VnMedia has received a lot of emails from overseas Vietnamese in Japan, talking about the their experience of destruction caused by the earthquake.

 

“At first there were just slight collusions. After that we fell the ground shaking. All of us tried to get under the table. Everyone panicked. The alarm bell rang continuously. Some people even fell unconscious,” Tran Thi Thuy Huong, 21, a student of An Language School in Tokyo in Japan wrote on March 11 about what happened.

 

“Prior to that, I heard a prediction on TV about the earthquake today and I advised people not to go out too far. I had never experienced an earthquake in Japan and was curious and anxious,” she wrote. “In the morning, there were some small earthquakes. If someone stayed in a room, they would not have felt the ground shake. However, the earthquakes became stronger. At 3 pm, I saw the pan on the kitchen swinging. After that, everything, from cosmetics, textbooks and furnishings fell to the floor”.

 

“There were four people in my room. All of them screamed because they were really afraid. I closed my eyes. My head was empty. My friends were so frightened that they fell unconscious. I could not go to school this afternoon. Especially, supermarkets and subways shut down. There is no phone signal”.

 

“A lot of high rise buildings and factories were on fire. My mother cried herself to sleep when she was able to successfully contact me. I feel homesick and I wish I could return home now”.

 

“I think I still cannot go to school tomorrow, because everything is still chaotic in Japan. We are afraid that prices of goods will be very expensive”.

 

Meanwhile, Dang Khoa, a student of Tokyo Foreign Language School, said that he was just getting out of a subway car to change into another route at Sankakuji station in Tokyo, when the ground shook violently. I saw the subway car, from which I had just exited, rocking like it was riding on a strong wave. Everyone wasfrightened. The platform shook violently for the second time and people were asked to get up to the ground level and gather in a safe area”.

 

“The traffic was at a standstill. It was very diffcicult to take a taxi home. I only returned home late at night. I hope everything will get better tomorrow”.

 

Meanwhile, Thu Hang wrote on Facebook on March 12: “All the six mobile networks have been inoperable.
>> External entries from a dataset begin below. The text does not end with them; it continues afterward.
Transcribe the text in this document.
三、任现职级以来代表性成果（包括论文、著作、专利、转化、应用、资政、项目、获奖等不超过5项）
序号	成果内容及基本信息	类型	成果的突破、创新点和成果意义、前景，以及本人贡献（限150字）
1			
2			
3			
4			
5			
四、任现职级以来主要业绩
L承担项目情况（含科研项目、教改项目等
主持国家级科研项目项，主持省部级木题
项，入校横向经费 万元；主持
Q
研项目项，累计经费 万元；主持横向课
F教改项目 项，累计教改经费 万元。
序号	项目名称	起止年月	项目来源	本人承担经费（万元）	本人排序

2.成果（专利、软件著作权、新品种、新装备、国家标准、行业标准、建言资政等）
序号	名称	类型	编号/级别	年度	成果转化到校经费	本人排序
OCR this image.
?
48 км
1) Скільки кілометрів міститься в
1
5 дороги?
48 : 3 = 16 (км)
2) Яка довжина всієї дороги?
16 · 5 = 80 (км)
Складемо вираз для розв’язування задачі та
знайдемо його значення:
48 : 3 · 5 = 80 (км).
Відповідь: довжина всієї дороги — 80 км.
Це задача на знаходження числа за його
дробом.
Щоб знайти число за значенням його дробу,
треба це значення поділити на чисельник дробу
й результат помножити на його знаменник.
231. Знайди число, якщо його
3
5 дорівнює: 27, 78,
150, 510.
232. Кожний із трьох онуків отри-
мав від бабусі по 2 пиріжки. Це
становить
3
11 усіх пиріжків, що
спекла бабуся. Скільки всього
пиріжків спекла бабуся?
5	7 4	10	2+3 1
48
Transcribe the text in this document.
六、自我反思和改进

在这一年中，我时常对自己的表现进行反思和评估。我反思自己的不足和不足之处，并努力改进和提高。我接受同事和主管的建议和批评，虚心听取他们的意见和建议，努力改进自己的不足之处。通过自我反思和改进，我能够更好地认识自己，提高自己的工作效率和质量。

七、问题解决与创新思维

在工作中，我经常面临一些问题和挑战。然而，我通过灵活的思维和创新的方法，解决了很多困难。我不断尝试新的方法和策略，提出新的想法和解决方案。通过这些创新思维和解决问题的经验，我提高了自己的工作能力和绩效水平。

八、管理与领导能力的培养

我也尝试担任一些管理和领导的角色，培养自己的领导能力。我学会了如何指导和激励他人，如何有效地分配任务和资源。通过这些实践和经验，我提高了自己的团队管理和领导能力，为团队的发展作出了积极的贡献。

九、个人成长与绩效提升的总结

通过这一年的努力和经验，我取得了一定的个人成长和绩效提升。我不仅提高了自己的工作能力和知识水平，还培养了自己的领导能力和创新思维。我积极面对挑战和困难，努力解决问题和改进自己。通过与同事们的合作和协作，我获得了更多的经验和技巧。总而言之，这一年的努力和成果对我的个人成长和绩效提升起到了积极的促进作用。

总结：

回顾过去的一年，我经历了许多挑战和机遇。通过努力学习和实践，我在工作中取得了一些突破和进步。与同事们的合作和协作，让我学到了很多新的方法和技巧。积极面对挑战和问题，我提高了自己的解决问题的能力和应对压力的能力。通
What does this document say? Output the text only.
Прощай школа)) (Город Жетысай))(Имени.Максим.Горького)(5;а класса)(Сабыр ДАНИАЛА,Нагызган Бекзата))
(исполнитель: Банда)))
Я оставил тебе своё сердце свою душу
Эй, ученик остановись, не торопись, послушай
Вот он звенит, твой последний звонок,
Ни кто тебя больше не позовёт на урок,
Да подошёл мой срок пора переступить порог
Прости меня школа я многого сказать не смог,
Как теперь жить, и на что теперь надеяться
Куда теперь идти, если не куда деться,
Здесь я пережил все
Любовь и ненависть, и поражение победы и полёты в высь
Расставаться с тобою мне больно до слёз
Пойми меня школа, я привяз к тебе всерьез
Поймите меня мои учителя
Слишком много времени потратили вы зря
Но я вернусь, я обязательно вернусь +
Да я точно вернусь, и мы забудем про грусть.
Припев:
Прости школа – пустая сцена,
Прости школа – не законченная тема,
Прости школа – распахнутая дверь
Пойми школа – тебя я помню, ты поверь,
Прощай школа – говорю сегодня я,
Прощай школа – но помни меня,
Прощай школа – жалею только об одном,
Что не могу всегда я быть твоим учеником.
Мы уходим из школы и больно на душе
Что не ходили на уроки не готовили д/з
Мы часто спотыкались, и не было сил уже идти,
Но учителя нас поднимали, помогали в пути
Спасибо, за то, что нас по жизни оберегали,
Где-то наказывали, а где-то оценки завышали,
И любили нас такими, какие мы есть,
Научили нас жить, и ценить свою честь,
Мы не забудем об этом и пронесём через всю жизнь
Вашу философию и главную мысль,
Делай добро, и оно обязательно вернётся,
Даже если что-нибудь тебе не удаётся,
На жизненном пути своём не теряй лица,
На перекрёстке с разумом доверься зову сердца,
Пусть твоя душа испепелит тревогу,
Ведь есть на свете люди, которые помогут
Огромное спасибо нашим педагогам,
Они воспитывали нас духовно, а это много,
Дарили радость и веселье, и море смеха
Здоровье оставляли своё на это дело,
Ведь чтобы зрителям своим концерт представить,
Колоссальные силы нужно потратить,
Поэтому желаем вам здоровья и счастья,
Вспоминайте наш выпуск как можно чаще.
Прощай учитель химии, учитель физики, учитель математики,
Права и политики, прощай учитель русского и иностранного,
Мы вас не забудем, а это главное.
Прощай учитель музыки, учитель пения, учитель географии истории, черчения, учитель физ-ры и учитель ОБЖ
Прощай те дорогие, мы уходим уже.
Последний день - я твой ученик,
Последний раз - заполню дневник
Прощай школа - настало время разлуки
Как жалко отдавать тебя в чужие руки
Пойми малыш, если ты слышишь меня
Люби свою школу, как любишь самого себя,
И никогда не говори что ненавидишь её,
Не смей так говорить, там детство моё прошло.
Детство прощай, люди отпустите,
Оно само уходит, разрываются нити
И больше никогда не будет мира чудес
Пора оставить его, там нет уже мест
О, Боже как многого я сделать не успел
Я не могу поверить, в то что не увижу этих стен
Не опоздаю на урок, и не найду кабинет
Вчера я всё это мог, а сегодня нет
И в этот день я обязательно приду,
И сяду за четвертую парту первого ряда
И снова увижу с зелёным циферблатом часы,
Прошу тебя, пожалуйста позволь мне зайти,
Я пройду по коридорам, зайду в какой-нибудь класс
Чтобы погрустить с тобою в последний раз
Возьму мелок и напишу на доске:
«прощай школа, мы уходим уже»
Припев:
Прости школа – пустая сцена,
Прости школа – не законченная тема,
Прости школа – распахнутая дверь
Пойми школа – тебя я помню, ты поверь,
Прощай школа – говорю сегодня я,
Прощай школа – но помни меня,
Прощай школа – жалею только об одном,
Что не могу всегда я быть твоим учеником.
I could not contact Hai, Hang’s husband, until 11 pm last night. Fortunately, Hai was able to walk home”.

 

Hang also informed that all tickets for flights to Vietnam are sold out.

 

To Chinh, a Vietnamese citizen in Japan,  sent VietNamNet updated information about Vietnamese students in Sendai, the epicenter of the eathquake.

 

Through the YM sendai113 which was set up in order to connect Vietnamese students in Japan, we have realized that there still has been no information about Vietnamese people, even though Sendai now has electricity and Internet already.

 

By the afternoon of March 13, 2011, sendai113 got replies from 2/3 of readers that they have successfully contacted relatives in Japan. Internet remains the main method of communication.

 

According to the Vietnamese Embassy in Japan, there are about 30,000 Vietnamese people living in Japan, including 17,000 students and interns.

 

Meanwhile, a Vietnamese student wrote that radioactive waves may spread out to Sendai which will infect Vietnamese students, a dangerous predicament which is likely to worsen with rain tomorrow and snow on March 16.